За мою довольно долгую жизнь в журналистике было немало катастроф, войн, жестокости и несчастий, но для меня нет и уже не будет ничего страшнее тех трех дней и двух ночей, когда мы все жили надеждой, молились — даже атеисты и агностики — и боялись ложиться спать в ожидании. А вдруг, ну а вдруг? И до последнего старались не думать о плохом.
Ночь на третье сентября 2004 года. Третьи сутки я сижу в интернете в ожидании новостей, бесконечно обновляя страницы сайта НТВ и новостные ленты. Сцены штурма. Обрывочные первые данные о жертвах. Страшные кадры — спецназовцы прикрывая своими телами выносят из горящего здания чумазых детей в белых маечках.
Каких-то внезапно очень худеньких детей. Поначалу было непонятно, почему раздетые, почему такие щуплые. Тонкие ручки, ножки-палочки, шейки и плечики, как у птенцов, и совершенно недетские страдальческие лица с чудовищной болью в глазах.
И не сразу, а лишь спустя время с шокирующей, бьющей наотмашь жестокостью, как разрял тока, пришло осознание: они страдали от жары и жажды, у них обезвоживание. Поэтому истощенные, поэтому раздетые.
Это было как будто бы я сидела дома на диване и смотрела страшный фильм, и вдруг оказалась по ту сторону экрана, где все происходящее — жуткая, пронзительная, не укладывающаяся в голове реальность. Прошло 20 лет, а вопросов только прибавилось.
Я родом из Владикавказа, столицы маленькой гостеприимной Северной Осетии. Там, на родине, до сих пор всё сообща — и свадьбы, и похороны.
В сентябре 2004 года в Осетии не осталось практически ни одного дома и ни одного человека, чью семью не затронула бы эта трагедия. Первое сентября там отныне и во веки веков — день боли, скорби, памяти, и миллионов «почему», ответ на которые вряд ли найдется.
Семья друзей моих родителей — Костя, Лариса и трое их детей — возвращались в Беслан с моря 30 августа. Они задержались по пути из-за поломки машины и не успели купить дочке-первоклашке новые туфли. Вечером 31 августа девочка заупрямилась: «Вот купите мне красивые лаковые туфельки, тогда и пойду в школу. А в старых не хочу». И не пошла. Родители махнули рукой и решили не вести в школу маленькую Луизу и двух ее старших братьев: ладно, пропустят линейку, ничего страшного. Пойдут в школу второго числа.
Возможно, это спасло им жизнь.
Мой двоюродный брат, который в начале 2000-ых служил в спецназе, был в Беслане в день штурма и участвовал в эвакуации детей. Он до сих пор не может говорить об этом без спазма в горле.

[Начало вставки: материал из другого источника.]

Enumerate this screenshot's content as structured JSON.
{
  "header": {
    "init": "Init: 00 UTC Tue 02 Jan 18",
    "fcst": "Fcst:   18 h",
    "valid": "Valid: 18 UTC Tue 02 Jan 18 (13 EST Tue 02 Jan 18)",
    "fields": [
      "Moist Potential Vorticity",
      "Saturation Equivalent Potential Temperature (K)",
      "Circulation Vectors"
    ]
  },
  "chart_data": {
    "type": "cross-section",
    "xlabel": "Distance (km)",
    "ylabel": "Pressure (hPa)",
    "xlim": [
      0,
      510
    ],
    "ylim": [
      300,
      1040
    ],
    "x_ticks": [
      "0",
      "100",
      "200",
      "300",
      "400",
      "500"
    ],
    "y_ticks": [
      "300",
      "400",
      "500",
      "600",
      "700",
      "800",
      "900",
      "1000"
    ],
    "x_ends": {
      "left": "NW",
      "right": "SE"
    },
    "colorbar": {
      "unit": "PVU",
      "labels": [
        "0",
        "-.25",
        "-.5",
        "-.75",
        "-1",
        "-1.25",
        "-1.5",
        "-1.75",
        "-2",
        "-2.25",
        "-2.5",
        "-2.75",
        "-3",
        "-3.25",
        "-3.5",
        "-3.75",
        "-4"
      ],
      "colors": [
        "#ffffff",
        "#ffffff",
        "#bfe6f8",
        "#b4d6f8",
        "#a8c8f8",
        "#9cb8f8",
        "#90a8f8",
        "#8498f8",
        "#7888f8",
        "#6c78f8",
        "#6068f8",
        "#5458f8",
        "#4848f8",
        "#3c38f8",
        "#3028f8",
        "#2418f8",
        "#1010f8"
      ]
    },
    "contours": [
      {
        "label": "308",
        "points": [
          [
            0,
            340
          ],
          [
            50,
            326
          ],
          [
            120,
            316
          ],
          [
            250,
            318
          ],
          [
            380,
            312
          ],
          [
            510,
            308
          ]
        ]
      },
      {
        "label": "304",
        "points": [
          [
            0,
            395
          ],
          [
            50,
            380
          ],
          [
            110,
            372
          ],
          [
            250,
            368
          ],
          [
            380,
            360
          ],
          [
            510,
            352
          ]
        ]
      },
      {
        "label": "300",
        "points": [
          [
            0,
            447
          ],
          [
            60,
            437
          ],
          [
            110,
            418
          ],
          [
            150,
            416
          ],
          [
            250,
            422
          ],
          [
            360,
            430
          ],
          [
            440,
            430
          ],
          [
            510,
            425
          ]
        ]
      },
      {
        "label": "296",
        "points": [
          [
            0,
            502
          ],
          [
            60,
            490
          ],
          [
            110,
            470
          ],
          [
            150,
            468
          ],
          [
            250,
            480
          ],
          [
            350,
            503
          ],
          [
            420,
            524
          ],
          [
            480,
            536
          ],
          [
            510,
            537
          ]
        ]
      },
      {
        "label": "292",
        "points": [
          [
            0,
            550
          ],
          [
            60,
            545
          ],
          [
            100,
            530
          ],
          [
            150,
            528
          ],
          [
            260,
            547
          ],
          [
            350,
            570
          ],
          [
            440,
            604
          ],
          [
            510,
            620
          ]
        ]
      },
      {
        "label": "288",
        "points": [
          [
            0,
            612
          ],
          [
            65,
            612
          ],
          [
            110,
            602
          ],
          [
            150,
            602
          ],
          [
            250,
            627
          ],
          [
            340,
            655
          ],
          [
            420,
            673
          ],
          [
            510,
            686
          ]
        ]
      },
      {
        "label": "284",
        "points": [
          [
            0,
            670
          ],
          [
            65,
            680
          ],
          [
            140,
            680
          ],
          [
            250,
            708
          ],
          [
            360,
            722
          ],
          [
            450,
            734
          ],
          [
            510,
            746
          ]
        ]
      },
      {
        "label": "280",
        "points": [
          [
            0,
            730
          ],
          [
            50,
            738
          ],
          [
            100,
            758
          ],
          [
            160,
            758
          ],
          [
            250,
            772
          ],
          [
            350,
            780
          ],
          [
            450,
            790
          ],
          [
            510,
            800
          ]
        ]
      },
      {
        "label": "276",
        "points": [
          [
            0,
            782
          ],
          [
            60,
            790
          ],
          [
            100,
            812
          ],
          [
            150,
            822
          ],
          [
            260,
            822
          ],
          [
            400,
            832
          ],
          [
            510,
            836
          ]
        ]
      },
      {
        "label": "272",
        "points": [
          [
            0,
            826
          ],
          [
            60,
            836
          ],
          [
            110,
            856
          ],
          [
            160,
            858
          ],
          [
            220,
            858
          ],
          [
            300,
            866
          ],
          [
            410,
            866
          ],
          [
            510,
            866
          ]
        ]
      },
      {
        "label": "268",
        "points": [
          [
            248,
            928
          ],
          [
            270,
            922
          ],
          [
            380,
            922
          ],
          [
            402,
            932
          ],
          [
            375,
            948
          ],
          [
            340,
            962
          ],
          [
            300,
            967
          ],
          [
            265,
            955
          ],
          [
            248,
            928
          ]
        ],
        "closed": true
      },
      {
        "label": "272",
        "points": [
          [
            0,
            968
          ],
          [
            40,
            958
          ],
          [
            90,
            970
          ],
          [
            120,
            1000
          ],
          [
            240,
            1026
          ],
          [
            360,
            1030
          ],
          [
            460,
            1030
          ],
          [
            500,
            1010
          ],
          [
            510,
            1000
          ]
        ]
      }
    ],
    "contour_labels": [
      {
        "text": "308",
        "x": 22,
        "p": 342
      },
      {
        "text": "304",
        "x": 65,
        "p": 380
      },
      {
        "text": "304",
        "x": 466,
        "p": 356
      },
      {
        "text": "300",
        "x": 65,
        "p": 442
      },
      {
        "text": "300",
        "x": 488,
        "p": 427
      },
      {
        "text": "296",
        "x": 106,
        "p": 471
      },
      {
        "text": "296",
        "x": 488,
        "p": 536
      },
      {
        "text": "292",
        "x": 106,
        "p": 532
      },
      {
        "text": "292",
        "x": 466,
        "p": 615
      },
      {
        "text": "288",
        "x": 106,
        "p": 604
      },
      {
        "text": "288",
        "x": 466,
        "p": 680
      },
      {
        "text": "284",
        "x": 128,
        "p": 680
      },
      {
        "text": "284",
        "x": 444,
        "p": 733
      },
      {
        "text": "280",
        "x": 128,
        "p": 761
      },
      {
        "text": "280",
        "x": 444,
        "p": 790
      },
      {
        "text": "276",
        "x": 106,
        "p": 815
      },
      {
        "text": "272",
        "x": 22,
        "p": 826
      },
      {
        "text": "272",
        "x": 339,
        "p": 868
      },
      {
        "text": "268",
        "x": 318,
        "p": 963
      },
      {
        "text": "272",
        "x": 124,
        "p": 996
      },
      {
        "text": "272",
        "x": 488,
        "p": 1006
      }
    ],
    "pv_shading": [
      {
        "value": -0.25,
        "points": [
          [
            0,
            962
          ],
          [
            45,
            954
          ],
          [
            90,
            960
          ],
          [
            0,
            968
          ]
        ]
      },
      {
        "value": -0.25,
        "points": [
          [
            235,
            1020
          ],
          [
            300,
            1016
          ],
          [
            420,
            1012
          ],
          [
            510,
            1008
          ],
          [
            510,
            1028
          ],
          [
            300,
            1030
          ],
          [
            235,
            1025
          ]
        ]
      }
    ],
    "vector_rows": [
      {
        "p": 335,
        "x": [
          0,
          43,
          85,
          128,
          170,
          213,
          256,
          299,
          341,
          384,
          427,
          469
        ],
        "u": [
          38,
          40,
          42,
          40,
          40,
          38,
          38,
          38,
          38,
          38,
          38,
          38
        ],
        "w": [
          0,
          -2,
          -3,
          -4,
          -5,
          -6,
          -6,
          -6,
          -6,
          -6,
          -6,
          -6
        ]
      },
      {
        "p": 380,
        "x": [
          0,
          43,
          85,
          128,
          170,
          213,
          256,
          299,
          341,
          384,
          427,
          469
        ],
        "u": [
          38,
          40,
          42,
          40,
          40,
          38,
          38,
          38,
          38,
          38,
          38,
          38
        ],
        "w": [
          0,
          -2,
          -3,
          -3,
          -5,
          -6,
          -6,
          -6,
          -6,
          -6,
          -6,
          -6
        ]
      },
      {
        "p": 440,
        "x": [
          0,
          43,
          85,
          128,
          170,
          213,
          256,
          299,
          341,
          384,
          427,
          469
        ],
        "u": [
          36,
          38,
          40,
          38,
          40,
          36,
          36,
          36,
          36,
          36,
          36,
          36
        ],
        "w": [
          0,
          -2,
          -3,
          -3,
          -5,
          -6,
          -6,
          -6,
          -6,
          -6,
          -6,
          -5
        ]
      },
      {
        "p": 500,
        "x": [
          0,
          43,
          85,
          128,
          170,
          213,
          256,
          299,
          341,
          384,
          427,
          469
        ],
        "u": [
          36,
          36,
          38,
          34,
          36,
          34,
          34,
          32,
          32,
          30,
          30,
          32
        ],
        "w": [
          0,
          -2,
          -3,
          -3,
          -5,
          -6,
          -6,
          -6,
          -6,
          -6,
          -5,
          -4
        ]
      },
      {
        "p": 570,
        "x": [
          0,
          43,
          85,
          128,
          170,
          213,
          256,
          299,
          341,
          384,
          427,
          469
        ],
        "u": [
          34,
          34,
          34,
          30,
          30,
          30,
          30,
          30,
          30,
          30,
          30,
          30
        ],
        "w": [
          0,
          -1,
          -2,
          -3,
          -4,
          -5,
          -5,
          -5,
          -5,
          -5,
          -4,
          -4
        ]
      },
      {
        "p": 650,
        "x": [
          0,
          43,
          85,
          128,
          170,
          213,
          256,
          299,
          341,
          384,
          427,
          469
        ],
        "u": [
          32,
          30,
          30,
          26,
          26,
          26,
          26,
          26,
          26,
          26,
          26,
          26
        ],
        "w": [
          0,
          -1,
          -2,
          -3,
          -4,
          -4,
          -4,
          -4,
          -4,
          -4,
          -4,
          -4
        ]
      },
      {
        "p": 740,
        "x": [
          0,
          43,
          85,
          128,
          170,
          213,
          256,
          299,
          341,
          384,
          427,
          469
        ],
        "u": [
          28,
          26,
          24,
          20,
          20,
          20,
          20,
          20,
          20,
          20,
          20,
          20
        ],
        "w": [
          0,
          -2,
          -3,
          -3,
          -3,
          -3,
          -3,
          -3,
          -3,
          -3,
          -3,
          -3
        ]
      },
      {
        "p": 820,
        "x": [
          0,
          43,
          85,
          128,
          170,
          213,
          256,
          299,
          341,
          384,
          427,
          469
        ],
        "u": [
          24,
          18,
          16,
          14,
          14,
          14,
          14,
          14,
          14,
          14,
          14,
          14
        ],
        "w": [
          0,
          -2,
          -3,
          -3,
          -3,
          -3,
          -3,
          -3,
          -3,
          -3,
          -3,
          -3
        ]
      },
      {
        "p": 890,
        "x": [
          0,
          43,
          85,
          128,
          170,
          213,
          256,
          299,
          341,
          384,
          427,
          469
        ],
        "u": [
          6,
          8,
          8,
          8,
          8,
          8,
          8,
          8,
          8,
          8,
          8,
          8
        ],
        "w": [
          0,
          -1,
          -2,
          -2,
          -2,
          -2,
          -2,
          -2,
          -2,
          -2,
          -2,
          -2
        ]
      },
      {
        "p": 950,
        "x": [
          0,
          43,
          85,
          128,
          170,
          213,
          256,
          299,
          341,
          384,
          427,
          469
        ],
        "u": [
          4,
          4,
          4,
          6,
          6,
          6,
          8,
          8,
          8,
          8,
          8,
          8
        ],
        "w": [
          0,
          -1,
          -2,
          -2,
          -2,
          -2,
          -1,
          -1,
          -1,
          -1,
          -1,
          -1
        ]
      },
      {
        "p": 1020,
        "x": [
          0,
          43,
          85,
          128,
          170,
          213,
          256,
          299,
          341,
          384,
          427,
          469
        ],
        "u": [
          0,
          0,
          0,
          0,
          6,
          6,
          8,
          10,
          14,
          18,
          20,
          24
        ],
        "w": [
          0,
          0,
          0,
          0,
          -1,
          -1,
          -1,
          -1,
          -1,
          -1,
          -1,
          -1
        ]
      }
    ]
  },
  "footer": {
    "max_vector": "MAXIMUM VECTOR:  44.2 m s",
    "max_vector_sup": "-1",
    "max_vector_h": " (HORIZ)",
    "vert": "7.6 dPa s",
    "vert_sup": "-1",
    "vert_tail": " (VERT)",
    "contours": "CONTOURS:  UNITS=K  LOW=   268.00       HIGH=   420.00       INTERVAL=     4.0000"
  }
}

Сестра, в то время студентка владикавказского мединститута, была там, как и вся их группа. Ребята оказывали первую помощь тем, кого выносили из горящего здания. Сдавали кровь для раненых. Это до сих пор для них — комом в горле.
С тех пор вышло несколько подробных и честных фильмов о Беслане, но смотреть их совершенно невозможно. Оживает мой старый кошмар. В ночь на третье сентября я заснула ненадолго, а мой мозг работал, искал решение проблемы. Ну как же, как же они не понимают, думала я во сне. Нужно было всего лишь пробраться к водопроводным трубам под школой, сделать подкоп, открутить все вентили, разбить трубы, чтобы хлынула вода, чтобы отсырела проклятая взрывчатка и чтобы напились вдоволь чистой холодной и такой вкусной горной воды дети и взрослые.
Я никогда не пойму, почему первого сентября школьные линейки в России не начинают с минуты молчания — это было бы куда уместнее, нежели все «уроки патриотизма», вместе взятые.
В память о 334 детях и взрослых, жизнь которых оборвалась так внезапно и страшно. Почему? Одно из миллиона мучительных «почему».
Все что мы можем сделать для них — помнить. Ради тех, кто выжил и особенно в память о тех, кто погиб.